Housing market sees increase in vacant rentals – report

Weekly rents are still expected to increase

Housing market sees increase in vacant rentals – report


By Abigail Adriatico

Australia’s housing market saw an increase in the number of vacant rental properties in April, according to a report by PropTrack.

In its Rental Vacancy Rates report for April 2024, it was found that the national vacancy rate increased by 0.09%, reaching a total of 1.21%.

“While vacancy eased in April, conditions remain incredibly tough for renters, with just 1.21% of rental properties sitting vacant over the month. This is less than half the level that is considered a healthy rate of vacancy,” said Anne Flaherty, an economist at PropTrack.

“With vacant properties scarce, homes that do come up for rent are continuing to see high levels of competition, which is driving rent prices higher.”

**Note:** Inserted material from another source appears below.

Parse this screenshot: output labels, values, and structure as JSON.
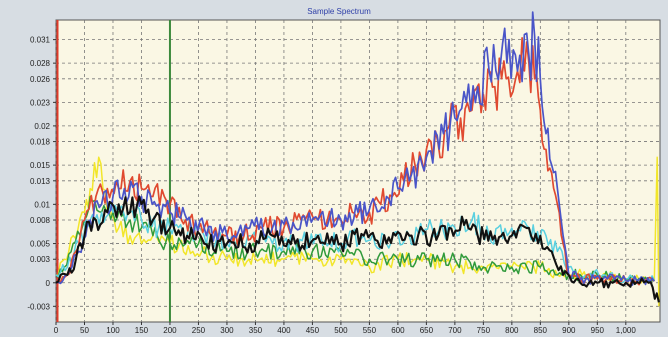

Areas that saw the largest vacancy increases over the month of April were Perth and Canberra, which saw a growth of 0.18 percentage points, increasing to 1.05% and 1.56%, respectively. Hobart and Sydney followed with a 0.16 and 0.14-percentage-point increase, respectively. Melbourne saw an increase by 0.09 percentage points to 1.23% in April.

“The situation for renters is similar across both capital city and regional areas, with each seeing vacancy at 1.2% in April,” Flaherty said.

“Compared to 12 months ago, regional areas have seen the greatest deterioration in rental conditions, with vacancy down 0.25 percentage points compared to a 0.15-percentage-point drop in the cities.”

Meanwhile, the vacancy rate in Brisbane held steady at 1.02%, which was only a 0.03-percentage-point increase – the second-lowest vacancy rate in all of the markets in the country. The area with the lowest vacancy rate was Adelaide, with only 0.96% of rental properties vacant, even with a 0.13 percentage point increase in availability.

“Adelaide has cemented its place as the most difficult city to find a rental and was the only capital to see its vacancy rate sitting below 1% in April,” said Flaherty.